One other crucial focus today is, of course, the act of reconciliation with Christians of the Mennonite/Anabaptist tradition.  It is in relation to this tradition that all the ‘historic’ confessional churches have perhaps most to repent, given the commitment of the Mennonite communities to non-violence.  For these churches to receive the penitence of our communities is a particularly grace-filled acknowledgement that they still believe in the Body of Christ that they have need of us; and we have good reason to see how much need we have of them, as we look at a world in which centuries of Christian collusion with violence has left so much unchallenged in the practices of power.  Neither family of believers will be simply capitulating to the other; no-one is saying we should forget our history or abandon our confession.  But in the global Christian community in which we are called to feed one another, to make one another human by the exchange of Christ’s good news, we can still be grateful for each other’s difference and pray to be fed by it.

This strikes me as one of the few (I can’t think of any others, actually) occasions where I’ve heard someone of such high ecclesiastical office from one of the magisterial traditions take the Free Churches and their vital contributions to Christianity with some amount of non-patronizing seriousness. And for that, I am quite appreciative.

Bread for the world

Rowan Williams’ keynote address to the Lutheran World Federation Assembly is available online.

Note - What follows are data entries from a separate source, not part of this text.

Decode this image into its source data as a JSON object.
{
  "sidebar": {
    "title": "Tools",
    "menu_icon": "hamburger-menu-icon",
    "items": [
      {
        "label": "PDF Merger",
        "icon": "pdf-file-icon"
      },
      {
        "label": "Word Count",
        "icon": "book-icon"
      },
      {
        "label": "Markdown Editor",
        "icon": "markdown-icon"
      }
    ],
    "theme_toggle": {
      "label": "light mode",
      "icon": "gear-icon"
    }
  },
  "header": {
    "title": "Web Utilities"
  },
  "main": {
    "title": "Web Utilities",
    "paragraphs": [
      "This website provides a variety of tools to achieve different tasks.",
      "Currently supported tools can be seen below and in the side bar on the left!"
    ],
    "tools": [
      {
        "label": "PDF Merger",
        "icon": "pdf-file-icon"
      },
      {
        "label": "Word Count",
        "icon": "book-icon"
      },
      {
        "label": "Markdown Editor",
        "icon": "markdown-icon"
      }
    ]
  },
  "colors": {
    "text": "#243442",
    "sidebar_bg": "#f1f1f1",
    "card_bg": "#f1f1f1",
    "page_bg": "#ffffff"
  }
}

Some deeply stirring remarks about prayer, the Lord’s Supper and the nature of the church are to be found there:

The Lord’s Supper is bread for the world – not simply in virtue of the sacramental bread that is literally shared and consumed, but because it is the sign of a humanity set free for mutual gift and service.  The Church’s mission in God’s world is inseparably bound up with the reality of the common life around Christ’s table, the life of what a great Anglican scholar called homo eucharisticus, the new ‘species’ of humanity that is created and sustained by the Eucharistic gathering and its food and drink.  Here is proclaimed the possibility of reconciled life and the imperative of living so as to nourish the humanity of others.  There is no transforming Eucharistic life if it is not fleshed out in justice and generosity, no proper veneration for the sacramental Body and Blood that is not correspondingly fleshed out in veneration for the neighbour.

If, then, we are called to feed the world – recalling Jesus’ brisk instruction to his disciples to give the multitudes something to eat (Mark 6.37) – the challenge is to become a community that nourishes humanity, a humanity on the one hand open and undefended, on the other creatively engaged with making the neighbour more human.  ‘Give us our daily bread’ must also be a prayer that we may be transformed into homo eucharisticus, that we may become a nourishing Body.  Our internal church debates might look a little different if in each case we asked how this or that issue relates to two fundamental things – our recognition that we need one another for our own nourishment and our readiness to offer all we have and are for the feeding, material and spiritual, of a hungry world.

As things are, we are liable to fall into a variety of traps.  We may conduct our interchurch quarrels in a spirit that sends out a clear message of unwillingness to live with the other and be fed by them.  We may consume our time and energy in what we like to think of as service to the needy, while ignoring our own need and poverty, especially our need of silence and receptivity to God.  We may imagine that by faithfully performing the liturgy we embody the reality of the Kingdom, whether or not we are being transformed into a community of mutual nourishment.  We may focus so closely on the rights of human persons that we lose sight of their beauty and dignity, the beauty and dignity that help to feed us. The list could go on.  But the point is that the intimate connection between our mission and the prayer for our daily bread impacts at so many levels on the life of discipleship that the range of possible areas of failure is correspondingly broad.

The worst reaction to this would be simple anxiety.  The best is to recognise that our vulnerability to failure is itself a reminder of our basic hunger, our need for each other.  The bread of truth is also the bread of honesty about ourselves, and a church that is genuinely growing up into Christ will be one that is prepared to hear its judgement on these and other matters with patience and gratitude.  So when we pray for our daily bread, we pray too for awareness of our failure, and – hard as this always is – for the grace to hear the truth about it from one another, and also from the wider world.  For God can also act to nourish our humanity by the challenges and questions and rebukes that the rest of the human race puts to the Church.